Song by Kino

from the album Zvezda po imeni Solntse
- Language: Russian
- English title: A Star Called the Sun
- Released: 1989
- Recorded: 1988
- Genre: New wave; alternative rock; post punk;
- Songwriter: Viktor Tsoi
- Composer: Viktor Tsoi

= Zvezda po imeni Solntse (song) =

"Zvezda po imeni Solntse" («Звезда по имени Солнце») is a song by the Soviet rock band Kino from the album of the same name released in 1988. The song is generally considered to be one of Kino's most popular songs. It is popular among novice guitarists in Eastern Europe, and there are many cover versions. The song is broadcast daily by Russian radio stations.

== Cover versions ==
The American indie pop band Brazzaville recorded a cover version of the song in English called "Star Called Sun" for their 2006 album, East L.A. Breeze. The lyrics are not a direct translation, but are instead about the death of the singer's mother.

Near a star, called sun,
It was there that my mom came undone

Sounds of a summer parade

90.5 in the shade
— "Star Called Sun", Brazzaville

The song was sung in Udmurt by the folklore band Buranovskiye Babushki (Брангуртысь песянайёс, Бурановские бабушки). Praskovia Fyodorova translated the song into Udmurt.

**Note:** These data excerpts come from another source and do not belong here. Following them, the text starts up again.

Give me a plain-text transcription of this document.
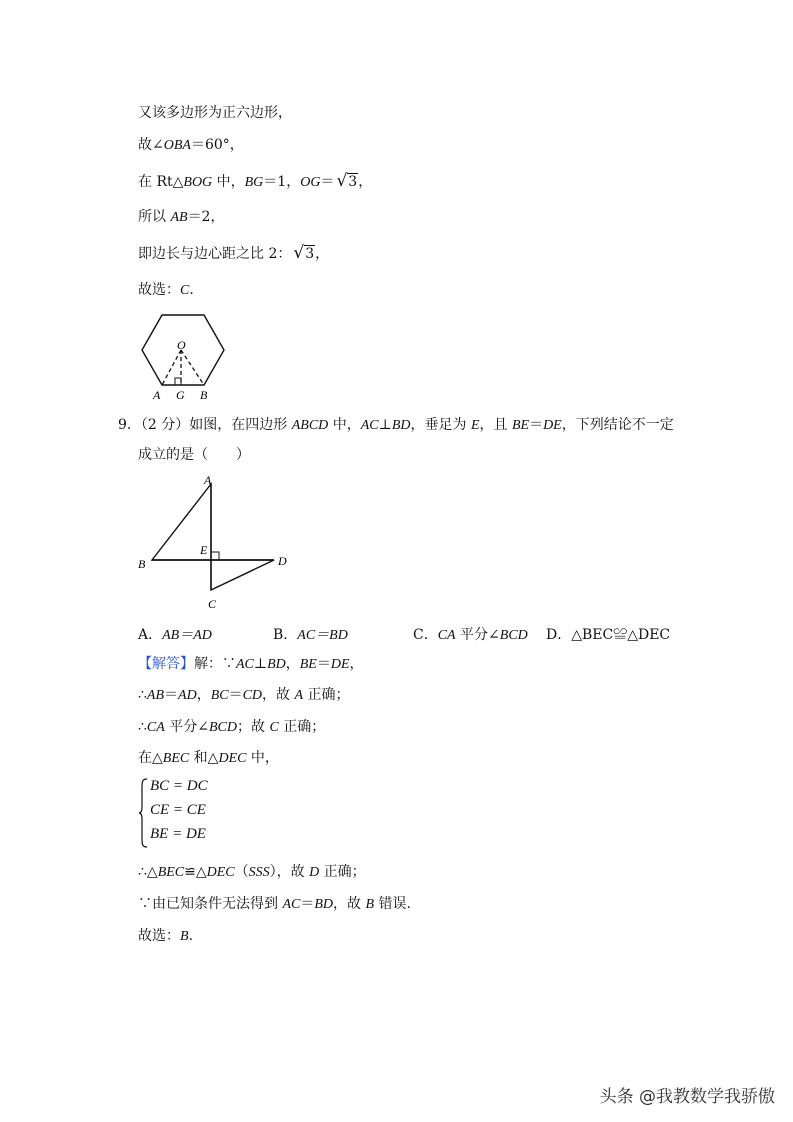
又该多边形为正六边形，
故∠OBA＝60°，
在 Rt△BOG 中，BG＝1，OG＝ √3，
所以 AB＝2，
即边长与边心距之比 2： √3，
故选：C.
O
A G B
9．（2 分）如图，在四边形 ABCD 中，AC⊥BD，垂足为 E，且 BE＝DE，下列结论不一定
成立的是（　　）
A
B
E
D
C
A．AB＝AD	B．AC＝BD	C．CA 平分∠BCD D．△BEC≌△DEC
【解答】解：∵AC⊥BD，BE＝DE，
∴AB＝AD，BC＝CD，故 A 正确；
∴CA 平分∠BCD；故 C 正确；
在△BEC 和△DEC 中，
BC = DC
CE = CE
BE = DE
∴△BEC≌△DEC（SSS），故 D 正确；
∵由已知条件无法得到 AC＝BD，故 B 错误.
故选：B.
头条 @我教数学我骄傲
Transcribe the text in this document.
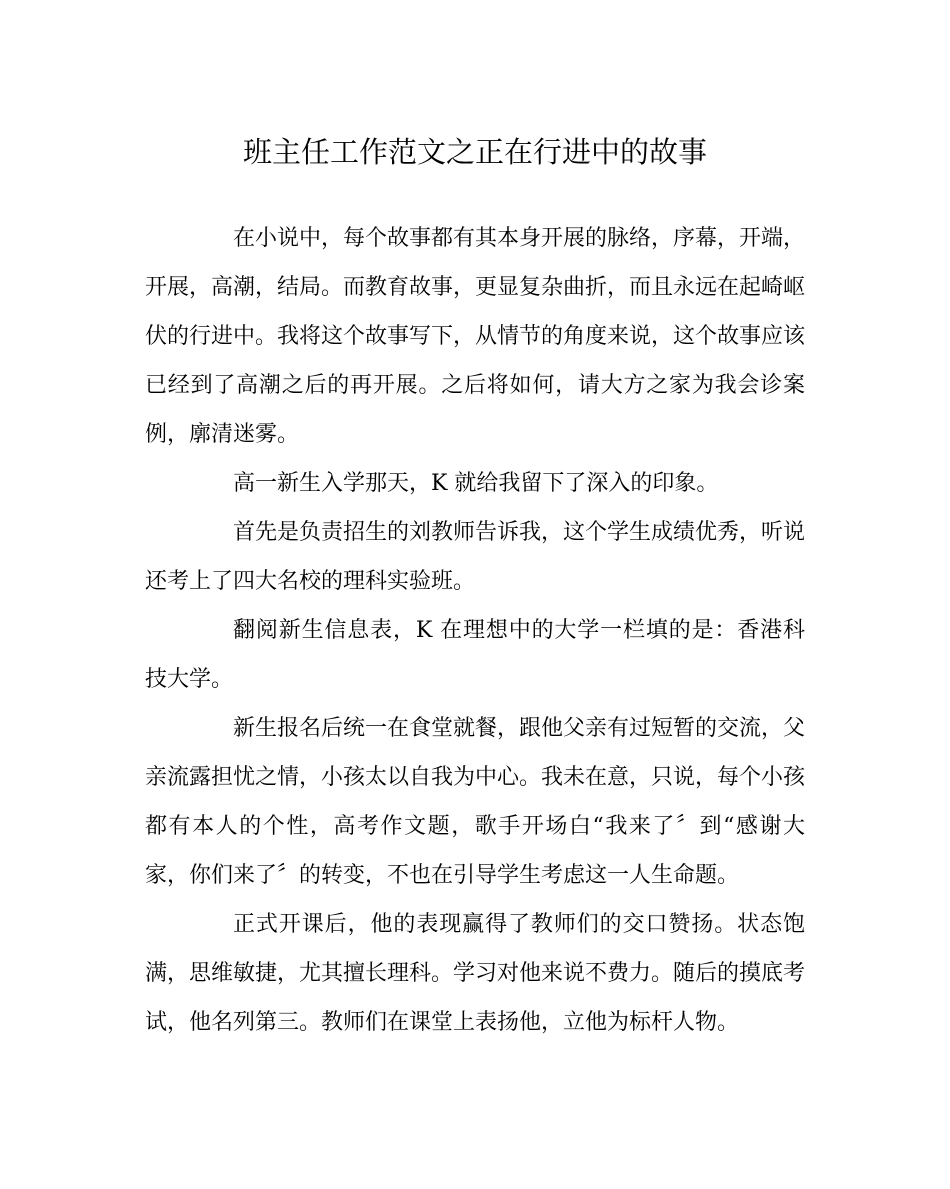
班主任工作范文之正在行进中的故事

在小说中，每个故事都有其本身开展的脉络，序幕，开端，开展，高潮，结局。而教育故事，更显复杂曲折，而且永远在起崎岖伏的行进中。我将这个故事写下，从情节的角度来说，这个故事应该已经到了高潮之后的再开展。之后将如何，请大方之家为我会诊案例，廓清迷雾。

高一新生入学那天，K 就给我留下了深入的印象。

首先是负责招生的刘教师告诉我，这个学生成绩优秀，听说还考上了四大名校的理科实验班。

翻阅新生信息表，K 在理想中的大学一栏填的是：香港科技大学。

新生报名后统一在食堂就餐，跟他父亲有过短暂的交流，父亲流露担忧之情，小孩太以自我为中心。我未在意，只说，每个小孩都有本人的个性，高考作文题，歌手开场白“我来了〞到“感谢大家，你们来了〞的转变，不也在引导学生考虑这一人生命题。

正式开课后，他的表现赢得了教师们的交口赞扬。状态饱满，思维敏捷，尤其擅长理科。学习对他来说不费力。随后的摸底考试，他名列第三。教师们在课堂上表扬他，立他为标杆人物。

Vyacheslav Butusov recorded the song for the 2000 tribute album to Kino, KINOproby (КИНОпробы). Butusov has also played the song in concerts with his band U-Piter. It is part of a concert program of «Imya zvyozd».

Cover versions have also been made by Inspector, Mara, Natali, and Rybin-band.

The science fiction writer Vladimir Vasilyev wrote a fourth verse for the song in his book Black Palmira's Face (Лик Черной Пальмиры), which takes place in the same universe as Sergei Lukyanenko's Watch series.

== Personnel ==
The artists performing the album version of the song are:
- Viktor Tsoi — vocals, guitar
- Yuri Kasparyan — lead guitar
- Igor Tikhomirov — bass guitar
- Georgiy Guryanov — drums

== Legacy ==
Nashe Radio ranked the song 12th on its list of the "Top 100 Songs of the 20th Century".